Tuberous Sclerosis Complex is one example of a syndromic form of autism spectrum disorder associated with disinhibited activity of mTORC1 in neurons (e.g., cerebellar Purkinje cells). mTORC1 is a complex protein possessing serine/threonine kinase activity and a key downstream molecule in a signaling cascade beginning at the cell surface with the transduction of neurotransmitters (e.g., glutamate and acetylcholine) and nerve growth factors (e.g., Brain-Derived Neurotrophic Factor). Interestingly, the severity of the intellectual disability in Tuberous Sclerosis Complex may relate more to this metabolic disturbance (i.e., overactivity of mTOR signaling) than the density of cortical tubers. Several recent reports showed that rapamycin, an inhibitor of mTORC1, improved sociability and other symptoms in mouse models of Tuberous Sclerosis Complex and autism spectrum disorder, consistent with mTORC1 overactivity playing an important pathogenic role. NMDA receptor activation may also dampen mTORC1 activity by at least two possible mechanisms: regulating intraneuronal accumulation of arginine and the phosphorylation status of a specific extracellular signal regulating kinase (i.e., ERK1/2), both of which are "drivers" of mTORC1 activity. Conceivably, the prosocial effects of targeting the NMDA receptor with agonists in mouse models of autism spectrum disorders result from their ability to dampen mTORC1 activity in neurons. Strategies for dampening mTORC1 overactivity by NMDA receptor activation may be preferred to its direct inhibition in chronic neurodevelopmental disorders, such as autism spectrum disorders.

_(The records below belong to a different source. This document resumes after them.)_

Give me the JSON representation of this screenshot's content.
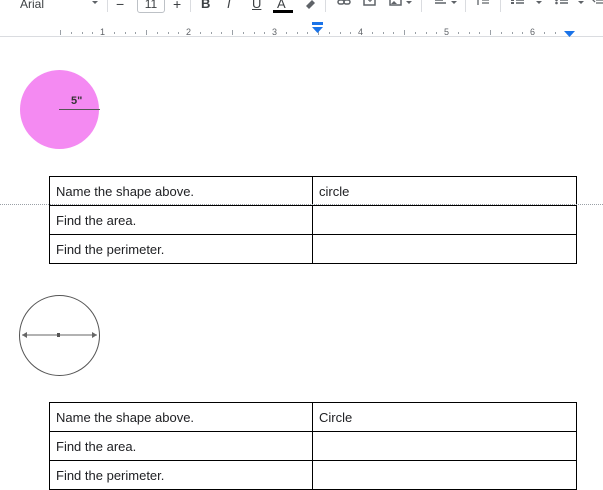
{
  "toolbar": {
    "font_name": "Arial",
    "font_size": "11",
    "minus_label": "−",
    "plus_label": "+",
    "bold_label": "B",
    "italic_label": "I",
    "underline_label": "U",
    "text_color_label": "A"
  },
  "ruler": {
    "numbers": [
      "1",
      "2",
      "3",
      "4",
      "5",
      "6"
    ]
  },
  "document": {
    "shape1": {
      "radius_label": "5\"",
      "fill_color": "#f48af2"
    },
    "table1": {
      "rows": [
        {
          "question": "Name the shape above.",
          "answer": "circle"
        },
        {
          "question": "Find the area.",
          "answer": ""
        },
        {
          "question": "Find the perimeter.",
          "answer": ""
        }
      ]
    },
    "table2": {
      "rows": [
        {
          "question": "Name the shape above.",
          "answer": "Circle"
        },
        {
          "question": "Find the area.",
          "answer": ""
        },
        {
          "question": "Find the perimeter.",
          "answer": ""
        }
      ]
    }
  }
}
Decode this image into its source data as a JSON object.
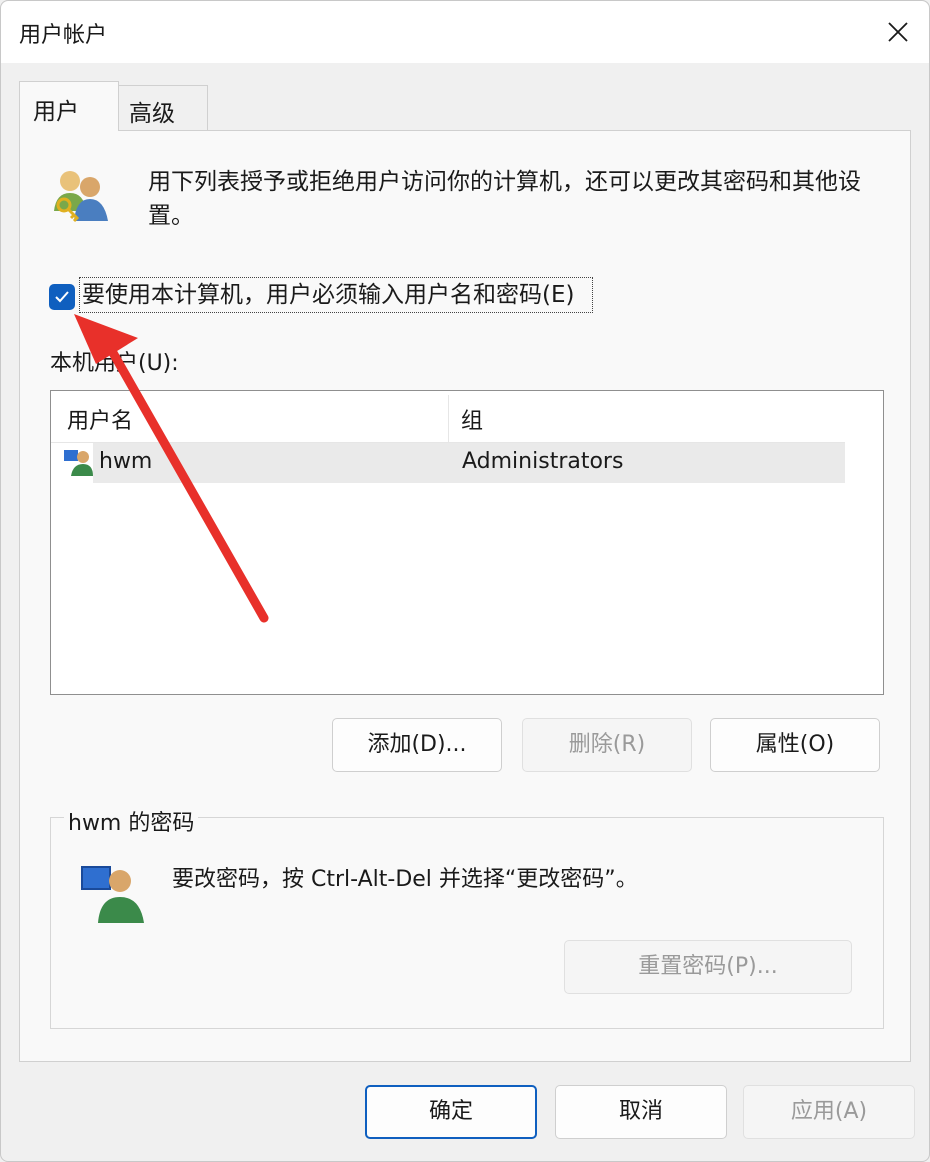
{
  "window": {
    "title": "用户帐户"
  },
  "tabs": [
    {
      "label": "用户"
    },
    {
      "label": "高级"
    }
  ],
  "intro": {
    "text": "用下列表授予或拒绝用户访问你的计算机，还可以更改其密码和其他设置。"
  },
  "require_login": {
    "label": "要使用本计算机，用户必须输入用户名和密码(E)",
    "checked": true
  },
  "users": {
    "label": "本机用户(U):",
    "columns": [
      "用户名",
      "组"
    ],
    "rows": [
      {
        "name": "hwm",
        "group": "Administrators"
      }
    ]
  },
  "buttons": {
    "add": "添加(D)...",
    "remove": "删除(R)",
    "properties": "属性(O)"
  },
  "password": {
    "legend": "hwm 的密码",
    "text": "要改密码，按 Ctrl-Alt-Del 并选择“更改密码”。",
    "reset_button": "重置密码(P)..."
  },
  "footer": {
    "ok": "确定",
    "cancel": "取消",
    "apply": "应用(A)"
  },
  "colors": {
    "accent": "#0f5fbf",
    "annotation_arrow": "#e8302a"
  }
}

Keywords: D-Cycloserine; NMDA receptor; Sociability; Tuberous sclerosis; mTOR.

Fig. 1

The figure is a cartoon depiction of hypothesized mechanisms by which NMDA receptor activation dampens mTOR signaling and, thereby, improves socialization in several syndromic (e.g., Tuberous Sclerosis Complex) and nonsyndromic forms of autism spectrum disorders. Panel A depicts heightened mTOR signaling activity in several syndromic and nonsyndromic forms of autism spectrum disorders, whereas Panel B depicts two possible consequences of NMDA receptor activation. NMDA receptor activation (Panel B) decreases the activity of specific cationic amino acid transporters (CAT 1/3) responsible for arginine uptake into the neuron. Arginine is detected by nutrient sensors, which contribute to regulation of mTOR signaling activity; lowered intraneuronal concentrations of arginine lead to dampening of mTOR signaling activity. NMDA receptor activation (Panel B) also leads to the Ca²⁺-dependent activation of calcineurin, a phosphatase that activates STEP, which, in turn, dephosphorylates and inactivates ERK1/2. Phosphorylated ERK1/2 is a major driver of mTOR signaling activity. NMDA receptor activation may be preferred to direct inhibition of mTORC1 in disorders requiring chronic, even lifelong, treatment, such as autism spectrum disorders (see text for additional derails).